Mrs. Khanna stubbed out her cigarette in an ashtray. “Chetanbhai was a good man,” she said. “Poor Chetanbhai.”

*

On his motorcycle, with metal trembling against his thighs, Sartaj thought of bodies. He tried to picture his own, and found it curiously blurred, his knowledge of it dulled and patchy. He had known it forever, but what were his shoulders like in pain? The back of his thighs in sleep? Megha he knew, the pulse on her wrist and the one that beat hard on her throat, but each time they settled against each other, had settled, he had felt compelled to take stock anew. Like a man afraid of memory dying.
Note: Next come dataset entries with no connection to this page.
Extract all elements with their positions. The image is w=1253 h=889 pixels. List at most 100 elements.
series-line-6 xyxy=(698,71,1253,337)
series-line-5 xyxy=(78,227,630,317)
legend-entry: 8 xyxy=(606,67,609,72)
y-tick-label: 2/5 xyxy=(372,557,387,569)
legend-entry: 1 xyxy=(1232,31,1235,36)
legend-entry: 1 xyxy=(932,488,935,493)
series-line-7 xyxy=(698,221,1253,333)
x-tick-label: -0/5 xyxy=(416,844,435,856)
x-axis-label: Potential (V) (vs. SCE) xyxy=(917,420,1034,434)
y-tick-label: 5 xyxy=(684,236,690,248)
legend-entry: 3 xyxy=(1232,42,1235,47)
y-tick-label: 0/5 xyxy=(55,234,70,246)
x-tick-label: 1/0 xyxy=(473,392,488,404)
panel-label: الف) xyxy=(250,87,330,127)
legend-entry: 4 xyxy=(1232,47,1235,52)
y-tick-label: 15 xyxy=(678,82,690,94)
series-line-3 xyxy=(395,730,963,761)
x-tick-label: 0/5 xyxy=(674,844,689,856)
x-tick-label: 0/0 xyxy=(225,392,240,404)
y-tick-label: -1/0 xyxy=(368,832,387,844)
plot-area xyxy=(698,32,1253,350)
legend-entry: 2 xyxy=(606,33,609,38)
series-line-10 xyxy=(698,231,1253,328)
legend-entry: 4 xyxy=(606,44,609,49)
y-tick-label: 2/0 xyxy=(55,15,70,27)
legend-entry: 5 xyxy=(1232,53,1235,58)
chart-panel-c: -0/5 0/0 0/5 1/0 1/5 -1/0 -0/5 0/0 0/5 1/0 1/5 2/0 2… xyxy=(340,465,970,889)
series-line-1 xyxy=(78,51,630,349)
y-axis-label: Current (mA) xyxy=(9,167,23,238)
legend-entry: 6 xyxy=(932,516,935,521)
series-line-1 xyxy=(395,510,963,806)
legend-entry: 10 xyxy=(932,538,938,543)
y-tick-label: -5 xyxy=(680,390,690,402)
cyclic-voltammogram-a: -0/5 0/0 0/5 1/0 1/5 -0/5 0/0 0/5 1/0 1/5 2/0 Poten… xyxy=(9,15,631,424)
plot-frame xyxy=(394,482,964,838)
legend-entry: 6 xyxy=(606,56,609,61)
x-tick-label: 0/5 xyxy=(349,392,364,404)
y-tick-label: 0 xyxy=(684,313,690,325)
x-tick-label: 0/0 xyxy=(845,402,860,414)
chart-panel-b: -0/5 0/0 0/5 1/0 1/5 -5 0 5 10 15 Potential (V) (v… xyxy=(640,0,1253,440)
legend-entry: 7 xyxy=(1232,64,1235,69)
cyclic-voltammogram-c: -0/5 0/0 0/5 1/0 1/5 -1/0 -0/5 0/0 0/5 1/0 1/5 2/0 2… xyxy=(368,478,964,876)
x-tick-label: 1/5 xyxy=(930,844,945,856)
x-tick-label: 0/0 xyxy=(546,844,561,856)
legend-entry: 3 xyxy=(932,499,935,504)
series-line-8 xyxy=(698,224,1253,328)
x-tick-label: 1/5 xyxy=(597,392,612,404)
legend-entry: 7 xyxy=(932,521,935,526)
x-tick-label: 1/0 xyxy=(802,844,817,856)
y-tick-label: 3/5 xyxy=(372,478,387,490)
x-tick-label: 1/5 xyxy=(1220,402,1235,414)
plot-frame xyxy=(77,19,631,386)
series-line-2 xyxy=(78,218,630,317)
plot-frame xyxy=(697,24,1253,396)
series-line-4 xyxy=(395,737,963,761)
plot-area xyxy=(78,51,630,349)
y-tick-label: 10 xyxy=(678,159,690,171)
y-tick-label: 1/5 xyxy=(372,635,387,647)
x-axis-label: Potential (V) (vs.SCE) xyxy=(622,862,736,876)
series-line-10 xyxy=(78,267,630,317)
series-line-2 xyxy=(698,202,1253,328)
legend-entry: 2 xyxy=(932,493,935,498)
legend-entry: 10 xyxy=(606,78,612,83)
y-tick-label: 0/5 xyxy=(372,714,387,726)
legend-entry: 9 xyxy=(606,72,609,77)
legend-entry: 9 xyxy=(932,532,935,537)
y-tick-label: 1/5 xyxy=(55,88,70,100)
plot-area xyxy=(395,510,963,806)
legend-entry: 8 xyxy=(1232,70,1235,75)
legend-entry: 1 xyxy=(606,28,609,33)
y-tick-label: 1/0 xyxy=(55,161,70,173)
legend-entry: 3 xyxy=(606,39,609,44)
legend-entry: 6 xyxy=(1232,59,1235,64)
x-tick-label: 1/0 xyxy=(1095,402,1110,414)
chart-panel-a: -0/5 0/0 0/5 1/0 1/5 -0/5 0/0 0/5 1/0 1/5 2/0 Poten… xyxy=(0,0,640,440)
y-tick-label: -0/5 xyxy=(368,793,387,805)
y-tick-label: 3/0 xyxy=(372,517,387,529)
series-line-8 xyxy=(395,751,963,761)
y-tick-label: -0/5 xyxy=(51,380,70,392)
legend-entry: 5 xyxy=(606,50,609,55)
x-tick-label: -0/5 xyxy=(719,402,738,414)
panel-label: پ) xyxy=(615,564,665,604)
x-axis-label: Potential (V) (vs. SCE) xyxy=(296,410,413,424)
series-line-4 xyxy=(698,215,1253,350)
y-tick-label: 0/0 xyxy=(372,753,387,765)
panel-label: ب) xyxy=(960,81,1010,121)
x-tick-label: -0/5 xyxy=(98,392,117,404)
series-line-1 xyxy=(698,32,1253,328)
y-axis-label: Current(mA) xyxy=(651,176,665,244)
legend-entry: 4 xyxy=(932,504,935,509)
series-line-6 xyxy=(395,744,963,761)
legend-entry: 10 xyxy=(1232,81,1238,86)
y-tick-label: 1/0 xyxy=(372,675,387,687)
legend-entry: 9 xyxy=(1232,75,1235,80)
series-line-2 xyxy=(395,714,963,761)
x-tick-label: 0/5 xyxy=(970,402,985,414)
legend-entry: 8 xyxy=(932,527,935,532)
The loud blatting of the engine beat on his ears. He tried to imagine Chetanbhai Ghanshyam Patel naked, as he had been under the sheet at the morgue, a round face and a sloping chest, a paunch, thighs splayed apart. In his life had somebody watched him in the morning, awoken him with an invading caress? Sartaj tried to imagine his own parents, and his mind turned. It turned and stopped, as firmly as the bike stopped in grinding rush-hour traffic, in front of the temple at Mahalakshmi. His mother he saw in her gentle plumpness, her slow walk, her pleasure in afternoon talk and tea. He remembered his father’s vigour, the energy the old man took such pride in at fifty, bounding up the stairs, roaring with unexpected laughter at his son’s infrequent jokes. But had they lain against each other late at night, satiated but unable to sleep? Touching with a holding hand? These were only words, and Sartaj was unable to see it. It was impossible to imagine. There was no photograph that he could construct, rising the colours out of his childhood, marking here and there with lines until the shapes became bodies.

Katekar was waiting at the end of the lane when he reached the Narayan Housing Colony, smoking a bidi near a paan -seller’s kiosk. Sartaj was wearing his dingiest civvies, but Katekar looked sceptical as Sartaj strolled up, relaxed and studiedly casual. Katekar was carefully nondescript in shiny rayon pants, and there was nothing in Sartaj’s wardrobe that could equal the bland horror of his shirt. Sartaj accepted the criticism, because since training he had known he was not very good at shadowing, and his turban was only part of the problem. It was his walk and the cast of his shoulders — he had found it difficult always not to swagger, to fade away into the crowd.

“The mother’s gone,” Katekar said, looking away and pulling on the bidi. They were two friends passing the time on a weekday evening. “He drove her to Bombay Central this evening. She caught the Saurashtra Express to Okha. That’s in Gujarat.”

“I know. They’ve started running,” Sartaj said. “That’s very good. Then?”